Scott Ponemone began capturing portraits of pairs in 2017 for his “2 by 2” watercolor series. Evidently, some would go on to feature masks. He discusses capturing America, choosing subjects, and why he’s really an ethnographer.

You typically approach strangers in public at the start of your portraits. What are your best ice breakers?

Scott: I’m very straight forward. I approach people with “can I ask you a favor? I’m an artist and I do watercolor portraits of couples.” I show them a finished painting on my phone or an 8 by 11 glossy if I have one with me. I assure them that I‘ll only need two or three shots and can photograph them right where they are. Then I hand agreeable couples my business card so they can request a copy of the photos. Once they model for me, I ask for their first names so I can use them as a title.

What qualifies as an interesting subject?

Scott: The couples need some idiosyncratic feature — maybe dress, maybe attitude, maybe distinct bond as a couple — that makes them stand out. I do observe couples a while before I approach them. I also look for a certain demographic if I feel my series is weak in some place.

Was there a demographic you felt was particularly underrepresented in your work?

Scott: I had trouble getting Spanish speaking folks to agree to be models. I attribute that to fears of ICE agents. Also, Asian couples tended to say no maybe from a certain cultural modesty.

Any favorite spots that continue to turn up interesting subjects?

Scott: I’ve relied too often on a year-round farmers market. The buyers are racially diverse but too many are academics or professional types. On the plus side, they tend to agree to model. I might return to Baltimore’s Inner Harbor, which still attracts out-of-towners — locals have learned to shun the place. Once museums open up, especially in D.C., I‘ll return to the galleries. Guards never bother me and museums tend to attract a certain amount of odd — maybe I should say distinct —  couples.

What were your experiences like working with members of the LGBTQ+ community?

Scott: I’ve only once gone to a club to look for LGBTQ’ers, and only convinced one couple, Agni and Eli, to pose for me. Best luck I had was to visit where marchers were assembling for a Pride parade. Oftentimes, members of the community think of their public selves as a performance, which makes for easy modeling.

Since you operated during a major election year, were you able to deduce political leanings from your portraits?

Scott: I felt bad that I never attended a Black Lives Matter rally last year but was leery of close-knit crowds. And right-wingers were a bit scarce in Baltimore to seek them out. The closest I ever got to the other side of the political spectrum was in 2019 when I roamed the streets outside the Baltimore Ravens stadium. None of what appeared to be good-old-boys would model for me. As soon as I said I was an artist, the alarm bells went off in their heads and they would grunt a no! Oddly enough, I did get models that day: two pairs of mothers and daughters to my surprise.

Will you be focusing more closely on capturing LGBTQ+ persons in upcoming works?

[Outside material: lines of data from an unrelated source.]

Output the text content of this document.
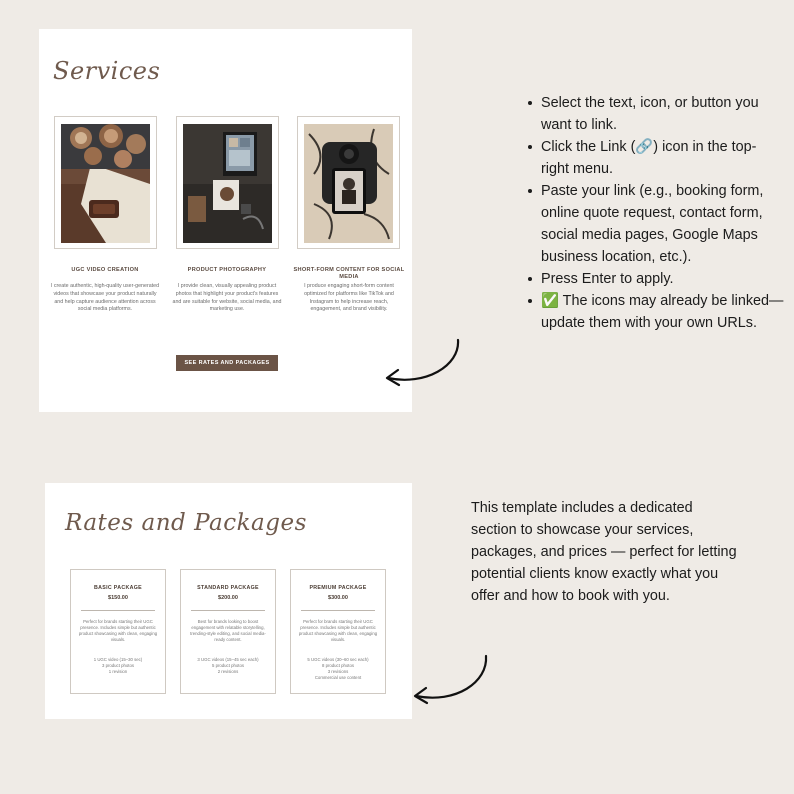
Services
UGC VIDEO CREATION

I create authentic, high-quality user-generated videos that showcase your product naturally and help capture audience attention across social media platforms.

PRODUCT PHOTOGRAPHY

I provide clean, visually appealing product photos that highlight your product's features and are suitable for website, social media, and marketing use.

SHORT-FORM CONTENT FOR SOCIAL MEDIA

I produce engaging short-form content optimized for platforms like TikTok and Instagram to help increase reach, engagement, and brand visibility.

SEE RATES AND PACKAGES
Rates and Packages
BASIC PACKAGE
$150.00
Perfect for brands starting their UGC presence. Includes simple but authentic product showcasing with clean, engaging visuals.
1 UGC video (15–30 sec)
3 product photos
1 revision
STANDARD PACKAGE
$200.00
Best for brands looking to boost engagement with relatable storytelling, trending-style editing, and social media-ready content.
3 UGC videos (15–45 sec each)
5 product photos
2 revisions
PREMIUM PACKAGE
$300.00
Perfect for brands starting their UGC presence. Includes simple but authentic product showcasing with clean, engaging visuals.
5 UGC videos (30–60 sec each)
8 product photos
3 revisions
Commercial use content
Select the text, icon, or button you want to link.
Click the Link (🔗) icon in the top-right menu.
Paste your link (e.g., booking form, online quote request, contact form, social media pages, Google Maps business location, etc.).
Press Enter to apply.
✅ The icons may already be linked—update them with your own URLs.

This template includes a dedicated section to showcase your services, packages, and prices — perfect for letting potential clients know exactly what you offer and how to book with you.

Scott: Because Key West is justly known as being LGBTQ+ friendly, I exhibited all eight paintings from the “2 by 2” series that clearly presented LGBTQ+ couples. But to date, I’ve done 60 paintings in the series. Those eight are less than 14% of the total. Then again, not all LGBTQ+ couples or pairs of friends advertise themselves as such by their appearances or actions. I’ve been partnered and married to the same guy for a total of 43 years, but we don’t necessarily present ourselves as gay — just old middle class white guys. That said, I probably will not focus on the LGBTQ+ in upcoming works.

Do you predict any radical changes to the ‘portrait’ segment of the art market post-pandemic?

Scott: Interesting question, but I’m not the best person to ask because I’m not so much a portraitist as an ethnographer — my B.A. in anthropology showing through. I do portraits of America, two at a time.

Doing portrait commissions would be problematic. I work best when the subjects don’t know they’re being observed. Then when they pose for me, I seek out the qualities of their ‘couple-ness’ that attracted me to them. Portrait seekers would be harder to observe candidly.